Special to NewsLanc from H. Michael Gray. Gray wrote the original screenplay for "The China Syndrome." His book, "The Warning: Accident at TMI," is based on his on-scene reporting, operator interviews, and the five official studies that followed.
The "unplanned event" at Three Mile Island 30 years ago this month was set in motion by the failure of a $20 check valve in a half-inch copper pipe. That minor incident led to a series of cascading failures that presented the men in the control room with a situation they had never seen before and had never been trained to handle. With key instruments gone haywire, flying blind, they made a couple of bad choices that wiped out the plant and released a still unknown amount of radioactivity into the air.
For several years, the wreckage of the reactor itself was too hot to approach so we didn't know how close we had come. But when the inspectors were finally able to lower a camera into the pressure vessel, the image was a heart-stopper. There was nothing left of the 150-ton uranium core but rubble.
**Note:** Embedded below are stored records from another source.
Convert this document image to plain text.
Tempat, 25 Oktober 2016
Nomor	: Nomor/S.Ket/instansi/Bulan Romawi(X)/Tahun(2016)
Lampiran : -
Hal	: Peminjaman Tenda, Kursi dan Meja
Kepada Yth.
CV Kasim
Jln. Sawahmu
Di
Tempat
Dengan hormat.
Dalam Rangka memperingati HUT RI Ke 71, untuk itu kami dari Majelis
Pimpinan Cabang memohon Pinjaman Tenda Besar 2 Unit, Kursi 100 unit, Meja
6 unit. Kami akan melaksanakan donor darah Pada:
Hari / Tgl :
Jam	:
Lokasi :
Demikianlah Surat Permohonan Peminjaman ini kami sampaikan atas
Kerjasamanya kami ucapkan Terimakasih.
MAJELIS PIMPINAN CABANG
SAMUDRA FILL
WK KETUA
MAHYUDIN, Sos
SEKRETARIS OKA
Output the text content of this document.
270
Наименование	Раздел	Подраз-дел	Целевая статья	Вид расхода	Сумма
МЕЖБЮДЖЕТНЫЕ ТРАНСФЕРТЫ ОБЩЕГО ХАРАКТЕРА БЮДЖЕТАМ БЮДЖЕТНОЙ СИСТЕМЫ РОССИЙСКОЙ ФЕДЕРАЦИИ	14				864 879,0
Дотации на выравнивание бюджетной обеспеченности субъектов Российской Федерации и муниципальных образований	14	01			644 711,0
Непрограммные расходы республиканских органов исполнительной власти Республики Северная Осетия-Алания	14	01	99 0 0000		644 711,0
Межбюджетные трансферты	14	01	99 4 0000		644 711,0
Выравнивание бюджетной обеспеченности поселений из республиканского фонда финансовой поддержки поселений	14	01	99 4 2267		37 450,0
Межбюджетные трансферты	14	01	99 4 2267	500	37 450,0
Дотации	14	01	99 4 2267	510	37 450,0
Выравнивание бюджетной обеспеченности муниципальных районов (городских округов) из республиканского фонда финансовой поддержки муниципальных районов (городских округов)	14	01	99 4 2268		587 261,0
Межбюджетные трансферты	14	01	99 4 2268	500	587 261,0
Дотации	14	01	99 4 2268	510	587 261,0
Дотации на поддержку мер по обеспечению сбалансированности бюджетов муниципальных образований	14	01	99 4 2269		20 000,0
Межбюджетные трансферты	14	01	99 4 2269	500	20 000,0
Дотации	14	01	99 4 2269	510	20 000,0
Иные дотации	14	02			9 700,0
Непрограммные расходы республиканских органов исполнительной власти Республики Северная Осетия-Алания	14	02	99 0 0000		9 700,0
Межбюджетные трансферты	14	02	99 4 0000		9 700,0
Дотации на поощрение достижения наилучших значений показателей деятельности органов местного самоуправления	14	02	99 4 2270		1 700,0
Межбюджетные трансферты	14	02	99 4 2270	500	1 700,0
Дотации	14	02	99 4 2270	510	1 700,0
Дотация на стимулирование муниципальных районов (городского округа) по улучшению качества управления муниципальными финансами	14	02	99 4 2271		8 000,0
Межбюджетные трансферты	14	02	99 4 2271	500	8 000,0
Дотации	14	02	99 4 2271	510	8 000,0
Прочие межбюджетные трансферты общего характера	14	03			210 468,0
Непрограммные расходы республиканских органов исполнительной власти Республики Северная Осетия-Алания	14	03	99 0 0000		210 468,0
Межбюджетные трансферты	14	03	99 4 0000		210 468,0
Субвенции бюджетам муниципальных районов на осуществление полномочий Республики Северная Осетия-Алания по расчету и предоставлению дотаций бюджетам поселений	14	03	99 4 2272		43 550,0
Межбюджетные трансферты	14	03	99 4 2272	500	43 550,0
Parts of it had turned to liquid. Which means that at some moment on that fateful Wednesday, the reactor at TMI was within 30 minutes of the "China Syndrome" -- a melt-down comparable to the disaster at Chernobyl. Had it not been for a lucky operator who flipped a switch to see what would happen, the Pennsylvania state capitol might now be a ghost town.
The current world-wide scramble for dwindling oil reserves is forcing us to take another look at good neighbor nuke. But before we hit the on-switch, we need to carefully consider the lessons of Chernobyl and TMI: nuclear power is a completely unforgiving technology. The worst-case scenario must always be front and center --- because Murphy's Law turns out to be as immutable as the law of gravity. "If something can go wrong, it will."